The closer I get to the end of the original run of Twin Peaks, the more I’ve begun to realize that many of the storylines that are coming up now will have little, if anything, to do with the new season. For example, everything around Ghostwood Estates.
Now that Ben Horne has won the civil war, he’s back to normal. Well, back to Normal-ish. For some reason he’s become a born again environmentalist, hell-bent on stopping Catherine Packard’s attempt to develop the Ghostwood land. His plan is to draw attention to the endangered Pine Weasel, who calls the Ghostwood forests his home.

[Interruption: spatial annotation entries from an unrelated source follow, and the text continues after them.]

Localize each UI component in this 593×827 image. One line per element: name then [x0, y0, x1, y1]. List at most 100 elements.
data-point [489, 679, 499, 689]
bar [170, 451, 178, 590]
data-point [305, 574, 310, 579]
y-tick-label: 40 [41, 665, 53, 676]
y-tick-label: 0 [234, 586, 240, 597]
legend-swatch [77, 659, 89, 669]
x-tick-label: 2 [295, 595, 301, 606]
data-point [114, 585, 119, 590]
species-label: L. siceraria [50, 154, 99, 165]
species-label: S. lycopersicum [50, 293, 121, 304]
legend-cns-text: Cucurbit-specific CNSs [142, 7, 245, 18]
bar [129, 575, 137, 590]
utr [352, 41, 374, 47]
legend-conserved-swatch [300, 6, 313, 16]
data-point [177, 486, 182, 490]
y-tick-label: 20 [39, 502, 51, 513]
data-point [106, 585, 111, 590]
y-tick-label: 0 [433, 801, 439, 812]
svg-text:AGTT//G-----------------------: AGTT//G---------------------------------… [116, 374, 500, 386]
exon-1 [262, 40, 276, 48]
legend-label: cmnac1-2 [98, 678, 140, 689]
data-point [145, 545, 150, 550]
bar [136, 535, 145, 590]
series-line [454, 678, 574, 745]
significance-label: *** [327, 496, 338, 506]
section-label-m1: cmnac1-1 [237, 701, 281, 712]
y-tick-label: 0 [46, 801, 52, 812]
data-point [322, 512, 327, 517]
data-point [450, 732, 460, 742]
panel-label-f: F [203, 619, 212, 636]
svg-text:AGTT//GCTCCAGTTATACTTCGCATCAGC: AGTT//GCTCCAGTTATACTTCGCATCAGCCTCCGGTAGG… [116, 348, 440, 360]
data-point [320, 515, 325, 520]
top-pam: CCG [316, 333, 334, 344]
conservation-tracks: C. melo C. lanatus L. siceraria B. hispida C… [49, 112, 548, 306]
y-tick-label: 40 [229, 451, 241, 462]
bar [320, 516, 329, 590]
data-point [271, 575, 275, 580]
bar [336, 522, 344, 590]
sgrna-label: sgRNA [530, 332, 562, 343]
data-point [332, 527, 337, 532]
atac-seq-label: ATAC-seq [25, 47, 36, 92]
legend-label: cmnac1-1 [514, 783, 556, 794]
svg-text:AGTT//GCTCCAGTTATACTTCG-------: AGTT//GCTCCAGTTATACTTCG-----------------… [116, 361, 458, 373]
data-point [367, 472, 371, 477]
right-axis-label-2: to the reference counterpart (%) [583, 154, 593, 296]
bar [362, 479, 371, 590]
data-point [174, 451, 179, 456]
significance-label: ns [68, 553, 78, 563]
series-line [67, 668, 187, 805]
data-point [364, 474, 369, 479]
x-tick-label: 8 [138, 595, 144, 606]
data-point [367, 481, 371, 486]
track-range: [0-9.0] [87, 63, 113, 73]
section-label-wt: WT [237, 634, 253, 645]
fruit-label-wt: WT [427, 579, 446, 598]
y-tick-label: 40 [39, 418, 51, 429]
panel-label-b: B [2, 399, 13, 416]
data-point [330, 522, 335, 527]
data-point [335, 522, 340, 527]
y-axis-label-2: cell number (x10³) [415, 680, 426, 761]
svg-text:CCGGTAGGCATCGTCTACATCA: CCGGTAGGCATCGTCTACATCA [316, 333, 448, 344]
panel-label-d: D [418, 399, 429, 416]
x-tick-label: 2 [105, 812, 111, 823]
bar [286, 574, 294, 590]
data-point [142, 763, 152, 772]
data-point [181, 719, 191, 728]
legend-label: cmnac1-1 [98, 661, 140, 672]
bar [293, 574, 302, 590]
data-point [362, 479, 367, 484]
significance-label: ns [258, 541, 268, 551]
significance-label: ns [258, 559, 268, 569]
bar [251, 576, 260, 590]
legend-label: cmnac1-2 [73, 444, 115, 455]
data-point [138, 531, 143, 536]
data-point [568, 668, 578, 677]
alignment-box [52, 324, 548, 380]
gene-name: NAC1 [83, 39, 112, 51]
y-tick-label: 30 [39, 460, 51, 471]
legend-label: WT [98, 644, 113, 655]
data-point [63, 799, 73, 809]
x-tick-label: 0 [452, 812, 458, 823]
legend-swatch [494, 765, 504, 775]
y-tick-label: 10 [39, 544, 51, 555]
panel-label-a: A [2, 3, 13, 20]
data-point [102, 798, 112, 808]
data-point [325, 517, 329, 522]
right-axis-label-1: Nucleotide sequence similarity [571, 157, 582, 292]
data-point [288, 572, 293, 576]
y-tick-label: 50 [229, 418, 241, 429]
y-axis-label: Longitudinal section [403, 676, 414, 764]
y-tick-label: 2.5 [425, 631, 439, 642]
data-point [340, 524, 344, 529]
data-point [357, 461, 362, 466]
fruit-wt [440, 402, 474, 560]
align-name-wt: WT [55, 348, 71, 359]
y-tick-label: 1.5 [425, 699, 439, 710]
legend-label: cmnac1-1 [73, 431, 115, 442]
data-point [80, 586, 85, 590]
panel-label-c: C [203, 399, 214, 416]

Now, by the time we get to the new season, this resolution of this plotline will have been 25 or more years in the past, so outside of maybe a casual reference to it, I can’t see how it will play any role in what’s to come. It’s weird watching this show with that in mind, because it makes it extra hard to care about some of these subplots that were already of little interest.
At least Josie gets more or less resolved this episode, as she gets the chance to murder Thomas Eckhardt rather than go back to Hong Kong with him, and then keel over dead herself, rather suddenly and surprisingly, and then, even more surprisingly, appear to become trapped in the knob of a dresser drawer inside the Great Northern.

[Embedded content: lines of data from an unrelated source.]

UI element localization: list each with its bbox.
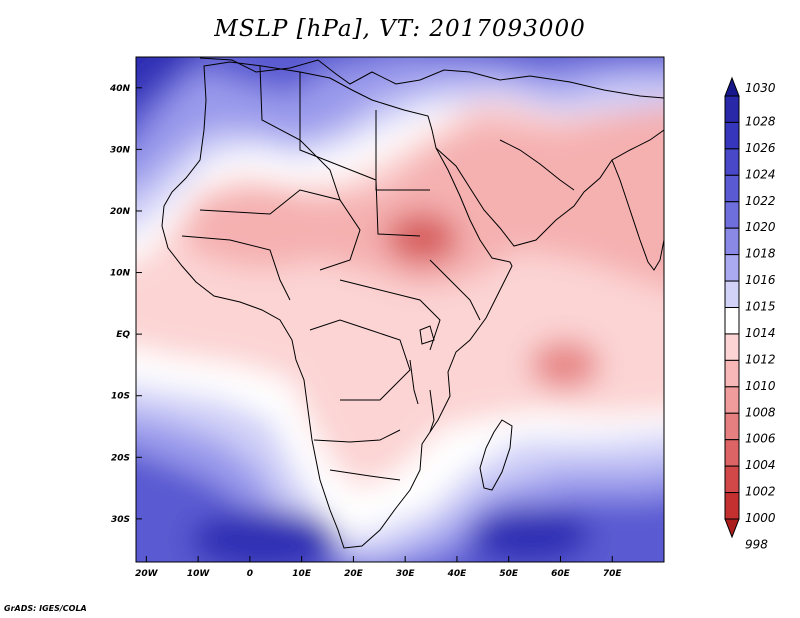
colorbar-label: 1006 — [745, 432, 776, 446]
pressure-field — [136, 57, 664, 562]
colorbar-swatch — [724, 201, 740, 229]
lat-tick-label: 10S — [111, 392, 130, 402]
lon-tick-label: 10E — [292, 569, 312, 579]
africa-coastline — [161, 61, 513, 549]
colorbar-swatch — [724, 333, 740, 361]
colorbar-swatch — [724, 254, 740, 282]
lon-tick-label: 40E — [447, 569, 468, 579]
field-south-deep-blue-1 — [190, 510, 340, 562]
colorbar-label: 1022 — [745, 194, 776, 208]
colorbar-swatch — [724, 412, 740, 441]
madagascar-coastline — [479, 419, 513, 491]
colorbar-label: 1004 — [745, 458, 776, 472]
field-red-sahara-arabia — [180, 106, 664, 290]
colorbar-swatch — [724, 121, 740, 150]
southern-africa-border-2 — [329, 469, 401, 481]
sahel-border — [199, 189, 361, 271]
colorbar-swatch — [724, 95, 740, 123]
lat-tick-label: 30S — [111, 515, 130, 525]
congo-border — [309, 319, 411, 401]
colorbar-label: 1002 — [745, 485, 776, 499]
colorbar-label: 1012 — [745, 352, 776, 366]
colorbar-swatch — [724, 280, 740, 308]
colorbar-bottom-triangle — [724, 518, 740, 539]
colorbar-swatch — [724, 174, 740, 203]
lon-tick-label: 70E — [603, 569, 623, 579]
colorbar-label: 1000 — [745, 511, 776, 525]
east-africa-border — [429, 259, 481, 321]
lon-tick-label: 50E — [499, 569, 519, 579]
colorbar-label: 1010 — [745, 379, 776, 393]
lon-tick-label: 60E — [551, 569, 571, 579]
lat-tick-label: EQ — [116, 330, 130, 340]
colorbar-label: 1014 — [745, 326, 776, 340]
field-white-band-south — [136, 347, 664, 540]
field-north-blue — [136, 57, 664, 142]
lake-tanganyika — [409, 359, 419, 405]
india-coastline — [611, 159, 664, 271]
colorbar-label: 1015 — [745, 300, 776, 314]
colorbar-label: 1008 — [745, 405, 776, 419]
lon-tick-label: 0 — [247, 569, 253, 579]
arabia-coastline — [435, 129, 664, 247]
colorbar-swatch — [724, 227, 740, 256]
colorbar-swatch — [724, 307, 740, 335]
lat-tick-label: 30N — [110, 145, 131, 155]
lon-tick-label: 30E — [396, 569, 416, 579]
southern-africa-border-1 — [313, 429, 401, 443]
coastlines-borders — [161, 57, 664, 549]
colorbar-top-triangle — [724, 76, 740, 97]
colorbar-label: 998 — [745, 537, 768, 551]
lon-tick-label: 20E — [344, 569, 364, 579]
colorbar-swatch — [724, 439, 740, 467]
lon-tick-label: 20W — [135, 569, 159, 579]
field-red-indian-ocean — [530, 340, 600, 390]
latitude-axis: 40N 30N 20N 10N EQ 10S 20S 30S — [109, 84, 142, 525]
field-north-light-blue — [136, 57, 664, 191]
field-south-deep-blue-2 — [470, 507, 590, 562]
colorbar-swatch — [724, 148, 740, 176]
europe-coastline — [199, 57, 664, 99]
lake-victoria — [419, 325, 435, 345]
grads-credit: GrADS: IGES/COLA — [4, 604, 87, 613]
west-africa-border — [181, 235, 291, 301]
lake-malawi — [429, 389, 435, 433]
lat-tick-label: 40N — [109, 84, 131, 94]
colorbar-label: 1026 — [745, 141, 776, 155]
longitude-axis: 20W 10W 0 10E 20E 30E 40E 50E 60E 70E — [135, 556, 622, 579]
lat-tick-label: 20N — [110, 207, 131, 217]
lat-tick-label: 10N — [110, 269, 131, 279]
gulf-coastline — [499, 139, 575, 191]
colorbar-label: 1018 — [745, 247, 776, 261]
colorbar-label: 1024 — [745, 167, 776, 181]
colorbar: 1030 1028 1026 1024 1022 1020 1018 1016 1015 1014… — [724, 76, 776, 551]
colorbar-label: 1016 — [745, 273, 776, 287]
lon-tick-label: 10W — [187, 569, 211, 579]
colorbar-label: 1028 — [745, 114, 776, 128]
plot-frame — [135, 56, 665, 563]
field-white-band-north — [136, 105, 470, 261]
colorbar-label: 1030 — [745, 81, 776, 95]
egypt-libya-border — [375, 110, 430, 191]
field-dark-red-sudan — [385, 210, 460, 265]
lat-tick-label: 20S — [111, 453, 130, 463]
central-africa-border — [339, 279, 441, 351]
field-north-deep-blue — [136, 57, 191, 104]
colorbar-swatch — [724, 386, 740, 414]
colorbar-swatch — [724, 359, 740, 388]
colorbar-swatch — [724, 492, 740, 520]
colorbar-swatch — [724, 465, 740, 494]
chart-title: MSLP [hPa], VT: 2017093000 — [214, 16, 586, 42]
colorbar-label: 1020 — [745, 220, 776, 234]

As all this is going on Coop gets a vision of BOB, who crawls up onto the hotel room’s bed and asks him, “What happened to Josie?” which is a pretty good question. A moment later, the little man from another place appears in BOB’s place, doing his usual dancing thing.
Did I mention this was the very first episode of Twin Peaks I ever watched? Watching the episode again reminded me of how, for the most of the runtime, I was convinced that this was going to be a pretty ordinary soap opera, with murders and backstabbing and all that kind of good stuff. And then those last few minutes hit and it blew my mind and even though I had no idea what was going on, I knew I had to come back.
Anyway, back to the show.
John “Jack” Justice Wheeler arrives, with what can only be described as a perfect superhero name. Sparks are already flying between him and Audrey, even though his first meeting with her involves him creepily talking about how cute she was when she 10 and playing Heidi, and how he has a picture of that little girl in his wallet. Uh, pedo alert much? Sorry, Jack, I’m sure you’re a good guy, but there are some serious red flags here.
Elsewhere, Norma finally gets tired of Hank, now in jail for parole violations, and Nadine breaks up with Ed, even though I was pretty sure they did that last episode, so now, FINALLY, Ed and Norma can be together. At least for a few episodes, because these characters are pretty much defined by their inability to be together. Which reminds me, there’s a shot in one of the new Twin Peaks trailers that shows a sad looking Big Ed, and I can’t help but wonder if that’s a sign that he still hasn’t been able to get hooked up with Norma. Seems likely.
Finally, Pete is suddenly shown to be a chess champion, so Coop enlists him to help with the Windom Earle game. Specifically, his goal is to create a stalemate game, losing as few pieces as possible.
I’m going to take a moment here to talk about Pete, who is one of the more challenging characters for me to wrap my head around. Now, in my head, Pete is a pretty good guy, but there have been moments in the show where he’s behaved like kind of a jerk, and I’m not sure if that’s because the writers are just having him behave out of character for story reasons, or if it’s because he’s actually intended to be a jerk but Jack Nance’s goofy performance makes him seem so much better than that.
Specifically, I’m thinking of the moment that he goes to see Ben Horne in jail with the recording of Catherine. Now, I can understand Pete wanting to help out his wife, who clearly loves for more than is loved back, but the way he cackles at the way that Ben’s been outwitted by Catherine just seems perversely out of character. That and the way he’s okay going along with Josie being treated as a maid seems weird when he had previously confessed to loving her. It all just makes for confusing character choices.
But like I said, he’s just so darn lovable. The Twin Peaks return will be poorer in his absence. RIP, Mr. Nance.